Any funeral should; honour and celebrate the life of the person who has died, be a place for the loss of that person to be publicly acknowledged and a time for others to show their appreciation of that individual to those who grieve. There is only one chance to do this and it must be right.

A Humanist funeral is simply a non-religious ceremony that can be a fitting way to say goodbye to someone who has lived their life without a religion. This ceremony can take place in a crematorium, a burial site or indeed any fitting venue as a memorial service.

My aim is to offer a dignified funeral service that is as individual as the person whose life we are honouring whilst also acknowledging the meaning that life gave to those who are grieving. Each family will be treated with respect and with compassion.

I was for many years a senior Nurse and although now retired, I continue to call upon the lifetime of skills that I developed over these years.
I was bought up within a Christian family and have much respect for those with a faith. I believe that we have one life which we shape and that we should always seek to treat those around us with warmth, understanding and respect. I perceive Humanistic values and beliefs as something positive.

As an accredited celebrant with Humanists UK I have been trained to a high standard and by undertaking continuous professional development I am able to maintain these standards. I have also signed up to abide by the code of professional conduct with the celebrant accord.
Our organisation offers a supportive network of celebrants who provide a reliable and professional service. We ensure that every service has a celebrant to ‘cover’ should one of us suddenly become ill.
I work collaboratively with Ruth Chase and the other celebrants within the Wessex Network.


I can be contacted directly by email or phone or via your Funeral Director.

Please view the ‘Funeral’ page for more details.
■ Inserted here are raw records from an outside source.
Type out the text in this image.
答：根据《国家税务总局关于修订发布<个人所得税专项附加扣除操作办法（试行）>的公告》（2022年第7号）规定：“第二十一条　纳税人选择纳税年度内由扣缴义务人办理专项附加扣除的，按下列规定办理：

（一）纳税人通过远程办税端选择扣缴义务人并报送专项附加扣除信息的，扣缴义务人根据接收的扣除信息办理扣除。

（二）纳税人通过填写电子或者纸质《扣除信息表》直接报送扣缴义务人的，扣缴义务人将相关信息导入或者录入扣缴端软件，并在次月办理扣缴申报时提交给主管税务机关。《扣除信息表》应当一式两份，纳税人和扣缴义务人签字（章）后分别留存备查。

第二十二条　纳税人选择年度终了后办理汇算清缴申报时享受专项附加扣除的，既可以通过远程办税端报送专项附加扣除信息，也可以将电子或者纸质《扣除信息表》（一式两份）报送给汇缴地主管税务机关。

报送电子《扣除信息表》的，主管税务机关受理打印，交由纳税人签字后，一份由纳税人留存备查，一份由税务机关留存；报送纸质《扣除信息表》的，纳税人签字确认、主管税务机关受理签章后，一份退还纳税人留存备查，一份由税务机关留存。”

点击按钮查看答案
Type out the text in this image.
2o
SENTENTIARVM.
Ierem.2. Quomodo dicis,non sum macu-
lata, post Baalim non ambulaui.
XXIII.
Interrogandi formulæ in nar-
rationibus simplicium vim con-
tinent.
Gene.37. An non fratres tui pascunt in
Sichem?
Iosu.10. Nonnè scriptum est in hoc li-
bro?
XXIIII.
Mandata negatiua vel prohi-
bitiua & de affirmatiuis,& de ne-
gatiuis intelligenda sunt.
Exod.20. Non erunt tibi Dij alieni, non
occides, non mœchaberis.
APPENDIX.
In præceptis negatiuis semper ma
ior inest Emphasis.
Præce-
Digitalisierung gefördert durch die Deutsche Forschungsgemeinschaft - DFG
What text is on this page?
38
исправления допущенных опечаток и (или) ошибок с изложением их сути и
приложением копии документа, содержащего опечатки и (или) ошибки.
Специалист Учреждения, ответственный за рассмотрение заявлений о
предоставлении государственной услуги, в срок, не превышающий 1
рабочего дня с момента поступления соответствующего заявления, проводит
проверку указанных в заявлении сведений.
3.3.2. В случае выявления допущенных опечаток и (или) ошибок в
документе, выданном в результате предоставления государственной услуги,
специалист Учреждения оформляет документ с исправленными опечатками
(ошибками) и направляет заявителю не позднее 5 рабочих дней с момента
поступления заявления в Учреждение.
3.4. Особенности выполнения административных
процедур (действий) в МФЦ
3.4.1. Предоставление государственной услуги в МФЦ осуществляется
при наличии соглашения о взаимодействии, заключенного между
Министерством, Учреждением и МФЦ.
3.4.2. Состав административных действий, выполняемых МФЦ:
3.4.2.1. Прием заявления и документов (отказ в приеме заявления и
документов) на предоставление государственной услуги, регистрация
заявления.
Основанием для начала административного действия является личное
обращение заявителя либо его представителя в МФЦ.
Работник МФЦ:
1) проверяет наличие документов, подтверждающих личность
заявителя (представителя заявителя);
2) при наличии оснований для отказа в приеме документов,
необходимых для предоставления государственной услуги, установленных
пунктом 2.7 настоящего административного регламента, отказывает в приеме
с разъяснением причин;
My colleagues and I wish to provide continuing support to bereaved families during this difficult time. Humanist ceremonies are always very personal and adaptable and therefore various meaningful ways to honour a life and to say goodbye are being explored.
As advice changes, we will continue to monitor this, to listen to and adhere to the latest scientific guidance and government instructions.
For the time being it will not be possible to meet with bereaved families in their own homes, but all the other methods of discussing possible ways forward with you will be offered.
I always work closely with the funeral director and together we will be able to advise on the latest restrictions at crematoria and burial grounds. For example, this maybe on the numbers able to attend a service, or the possibility of live streaming into mourners’ homes, a direct cremation (no one in attendance) or a memorial service.
Our network of local celebrants always ensures that a ‘back-up’ celebrant is available for any unexpected illness and we are in constant contact with each other during these ‘different’ times to make sure there is always someone on ‘standby’.
Memorial services can always be held in a suitable venue later, regardless of if a small funeral has been possible or not.
As a retired Nurse I have been invited to rejoin the register and have returned to Nursing from time to time and will do for the duration of the State of Emergency. Therefore I may not be easy to contact right away. However do please contact me via email and we can arrange a time to discuss your individual family situation.

Spoken by Lyra in The Dark Materials by Philip Pullman
When you go out of here, all the particles that make you up will loosen and float apart …. If you’ve seen people dying, you know what that looks like. ….. All the atoms that were them, they’ve gone into the air and the wind and the trees and the earth and all the living things. They’ll never vanish. They’re just part of everything.”